The mission complex at Concá is one of five Franciscan missions which were built under the direction of Junípero Serra in the mid-to-late 18th century. The missions were the last in a long line of evangelization efforts in the Sierra Gorda, which were resisted by the indigenous peoples, especially the Chichimeca Jonaz for about two centuries. This resistance was militarily broken at the Battle of Media Luna in 1748. To consolidate Spanish dominance, the Franciscans under Serra had these churches with elaborate Baroque facades built in the heart of the Sierra Gorda. In addition to Concá, churches were built in Jalpan, Tancoyol, Landa and Tilaco. The facades are notable not only for their profuse decoration, but also for the appearance of a number of indigenous elements.

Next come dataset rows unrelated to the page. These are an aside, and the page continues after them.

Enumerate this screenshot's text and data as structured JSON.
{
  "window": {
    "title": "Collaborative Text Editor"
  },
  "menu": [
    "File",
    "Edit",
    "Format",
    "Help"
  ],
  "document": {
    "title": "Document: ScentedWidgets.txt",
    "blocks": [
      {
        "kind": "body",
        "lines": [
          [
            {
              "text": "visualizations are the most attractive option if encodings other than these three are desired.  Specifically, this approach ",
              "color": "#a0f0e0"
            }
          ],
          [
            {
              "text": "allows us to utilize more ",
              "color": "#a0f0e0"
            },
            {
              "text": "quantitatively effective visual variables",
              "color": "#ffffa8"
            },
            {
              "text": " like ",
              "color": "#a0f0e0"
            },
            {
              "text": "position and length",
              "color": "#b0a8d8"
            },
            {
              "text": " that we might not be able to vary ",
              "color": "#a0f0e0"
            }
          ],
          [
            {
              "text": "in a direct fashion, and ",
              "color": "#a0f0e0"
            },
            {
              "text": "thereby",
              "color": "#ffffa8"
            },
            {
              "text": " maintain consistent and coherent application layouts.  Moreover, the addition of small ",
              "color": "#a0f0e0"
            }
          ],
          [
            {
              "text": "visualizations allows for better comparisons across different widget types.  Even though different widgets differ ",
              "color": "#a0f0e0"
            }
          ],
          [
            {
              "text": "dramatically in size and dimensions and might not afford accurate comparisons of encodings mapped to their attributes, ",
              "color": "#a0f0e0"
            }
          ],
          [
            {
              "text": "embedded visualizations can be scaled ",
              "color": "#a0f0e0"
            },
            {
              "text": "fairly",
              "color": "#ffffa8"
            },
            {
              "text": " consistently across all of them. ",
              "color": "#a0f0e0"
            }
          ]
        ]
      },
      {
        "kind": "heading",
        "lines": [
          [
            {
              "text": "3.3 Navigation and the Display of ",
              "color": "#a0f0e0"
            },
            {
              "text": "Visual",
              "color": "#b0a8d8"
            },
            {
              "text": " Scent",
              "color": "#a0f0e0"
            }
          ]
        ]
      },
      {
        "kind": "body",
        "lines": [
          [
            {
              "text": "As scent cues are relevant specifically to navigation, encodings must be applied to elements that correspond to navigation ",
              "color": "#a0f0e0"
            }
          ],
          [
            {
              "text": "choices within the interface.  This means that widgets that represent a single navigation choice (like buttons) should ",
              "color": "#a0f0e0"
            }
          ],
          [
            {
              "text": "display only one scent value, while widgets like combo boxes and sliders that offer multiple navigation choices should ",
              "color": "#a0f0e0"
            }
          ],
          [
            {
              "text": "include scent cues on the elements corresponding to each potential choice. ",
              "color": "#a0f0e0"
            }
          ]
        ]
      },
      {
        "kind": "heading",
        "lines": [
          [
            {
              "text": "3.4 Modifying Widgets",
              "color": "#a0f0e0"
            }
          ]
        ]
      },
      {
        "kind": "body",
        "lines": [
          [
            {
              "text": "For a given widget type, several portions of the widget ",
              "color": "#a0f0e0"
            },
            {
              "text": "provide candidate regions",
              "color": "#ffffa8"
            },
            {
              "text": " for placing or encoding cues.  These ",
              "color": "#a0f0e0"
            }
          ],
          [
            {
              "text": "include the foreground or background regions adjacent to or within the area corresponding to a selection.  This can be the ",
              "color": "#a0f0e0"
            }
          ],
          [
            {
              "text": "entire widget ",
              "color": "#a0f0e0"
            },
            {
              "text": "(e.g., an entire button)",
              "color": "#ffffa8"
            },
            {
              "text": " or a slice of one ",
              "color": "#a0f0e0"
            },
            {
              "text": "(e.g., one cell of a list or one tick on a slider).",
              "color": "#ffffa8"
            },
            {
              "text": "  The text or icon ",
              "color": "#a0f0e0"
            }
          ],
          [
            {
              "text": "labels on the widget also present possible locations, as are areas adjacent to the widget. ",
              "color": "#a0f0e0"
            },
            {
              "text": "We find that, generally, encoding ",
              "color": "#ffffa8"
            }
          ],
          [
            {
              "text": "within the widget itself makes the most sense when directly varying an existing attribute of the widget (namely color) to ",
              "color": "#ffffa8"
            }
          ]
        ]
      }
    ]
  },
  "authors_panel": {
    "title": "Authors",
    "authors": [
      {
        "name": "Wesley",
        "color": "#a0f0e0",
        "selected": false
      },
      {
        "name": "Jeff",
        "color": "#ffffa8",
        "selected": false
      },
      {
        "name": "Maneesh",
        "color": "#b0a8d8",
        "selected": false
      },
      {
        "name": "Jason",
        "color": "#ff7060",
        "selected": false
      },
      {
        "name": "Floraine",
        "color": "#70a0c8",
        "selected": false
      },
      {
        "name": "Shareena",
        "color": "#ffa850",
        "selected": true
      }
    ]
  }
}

The Concá mission is the smallest of the five, but between 1754 and 1758 by José Antonio de Murguía and Joaquin Fernández Osorio. It is dedicated to the Archangel Michael, with the theme of the facade being “The Victory of the Faith.” It is considered to have the most indigenous elements, with many of its elements showing the more brusque work characteristic of indigenous decoration. More obvious is an image of the Holy Trinity at the crest, which is accompanied by a rabbit and a two-headed eagle, which are Pame symbols. Also prominent are the coat of arms of the Franciscan order, grapevines, two headed eagles, with the Virgin of Guadalupe and Our Lady of the Pillar, the patronesses of Mexico and Spain respectively.

After the missions were turned over to secular clergy, many indigenous abandoned them, a process that would continue with the Mexican War of Independence and Mexican Revolution, when the churches all suffered deterioration and sacking. Restoration of the churches began starting in 1979 until the 2000s. The five where inscribed together as a World Heritage Site in 2003.

==History==
The town was originally known as the Presidio de Arroyo Seco, a military outpost. In 1833, missionary Francisco Cano Santander gave it the ecclesiastical name of Villa de Guadalupe which was the town's formal name until 1840, which it was changed to the current one. Its coat of arms has three parts. The first represents the Cross of the Holy Trinity with hands representing the indigenous peoples and the evangelizers. The second is the rabbit which appears on the facade of the mission church of Concá. This rabbit is the only one to appear on the five mission churches. The third is an arroyo from which the name comes.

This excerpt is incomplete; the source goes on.